Hive real time or near real time sync with ES

Dear All,
Have a scenario, I am successfully able to bring Hive table data to ES. At the same time when it comes to sync latest updated row data from same Hive table then there is a manual work required to get the updated table row data in Hive to bring it in ES under same index.
So is there any settings or parameters that we need to add/modify that will constantly look/watch for changes happening in Hive table and sync those with ES without manual intervention? Because when there are several processing/algorithms run on Big Data it's hard to manually keep track of updated data in Hive DB/Tables

Any pointers will be helpful

Hi @bharat1.

which tools you are using for fetching the data from hive to ES.

are you using logstash or hadoop-elastic jars file?


Using hadoop-elastic jars

hI @bharat1.

if you are using hadoop_elastic jars then you have to create staging table and that staging table get new data from your another temp and you have to create another table that will point to elastic search index directly ....from staging table you have to use some sheduler to move data into pointed index table.

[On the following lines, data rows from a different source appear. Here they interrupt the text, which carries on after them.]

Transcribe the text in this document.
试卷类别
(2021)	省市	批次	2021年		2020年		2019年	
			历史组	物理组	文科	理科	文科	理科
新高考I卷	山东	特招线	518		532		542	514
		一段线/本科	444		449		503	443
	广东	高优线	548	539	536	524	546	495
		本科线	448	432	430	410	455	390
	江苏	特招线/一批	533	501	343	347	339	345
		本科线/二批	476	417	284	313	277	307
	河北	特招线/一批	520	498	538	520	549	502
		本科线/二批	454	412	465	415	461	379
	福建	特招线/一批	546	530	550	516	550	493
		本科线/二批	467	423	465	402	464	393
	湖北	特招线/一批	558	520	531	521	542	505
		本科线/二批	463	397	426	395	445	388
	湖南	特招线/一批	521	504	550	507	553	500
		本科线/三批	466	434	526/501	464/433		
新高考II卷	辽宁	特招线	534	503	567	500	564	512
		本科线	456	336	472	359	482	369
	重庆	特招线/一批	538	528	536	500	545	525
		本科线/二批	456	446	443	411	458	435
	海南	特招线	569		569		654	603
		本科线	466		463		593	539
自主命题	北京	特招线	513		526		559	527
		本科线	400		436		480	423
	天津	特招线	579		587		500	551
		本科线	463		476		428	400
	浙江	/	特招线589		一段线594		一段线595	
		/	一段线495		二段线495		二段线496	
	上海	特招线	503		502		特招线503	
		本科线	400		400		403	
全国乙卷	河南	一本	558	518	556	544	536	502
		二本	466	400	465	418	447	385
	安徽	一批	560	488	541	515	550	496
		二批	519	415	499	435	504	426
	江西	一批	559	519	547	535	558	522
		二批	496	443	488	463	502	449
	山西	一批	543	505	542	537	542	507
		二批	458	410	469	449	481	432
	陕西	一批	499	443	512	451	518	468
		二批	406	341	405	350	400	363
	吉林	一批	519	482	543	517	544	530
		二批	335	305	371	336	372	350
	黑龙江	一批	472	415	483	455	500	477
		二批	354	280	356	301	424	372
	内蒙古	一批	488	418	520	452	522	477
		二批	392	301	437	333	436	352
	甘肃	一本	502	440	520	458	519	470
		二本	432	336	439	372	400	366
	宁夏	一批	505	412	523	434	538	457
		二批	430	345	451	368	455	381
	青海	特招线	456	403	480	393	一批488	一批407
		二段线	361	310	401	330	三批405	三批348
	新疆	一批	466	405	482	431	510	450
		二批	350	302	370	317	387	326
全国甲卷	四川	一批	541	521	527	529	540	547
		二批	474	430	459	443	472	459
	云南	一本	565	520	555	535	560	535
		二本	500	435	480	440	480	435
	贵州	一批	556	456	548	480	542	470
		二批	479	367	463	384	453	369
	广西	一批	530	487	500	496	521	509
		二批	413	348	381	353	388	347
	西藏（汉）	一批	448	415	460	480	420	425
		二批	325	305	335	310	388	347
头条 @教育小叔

did you try with logstash?



Unfortunately, I'm not aware of any API's within Hive that would allow us to sync data between tables. It's important to remember that the Hive integration is exposed as a table, so the problem of syncing data between a Hive native table and the external ES-backed table is the same problem you might face when syncing two Hive native tables that have differing storage locations. Simply put- you'll need to either create some sort of tool that regularly exports data from one table to the other, or add some sort of ingestion logic that splits writes between the two tables.

This topic was automatically closed 28 days after the last reply. New replies are no longer allowed.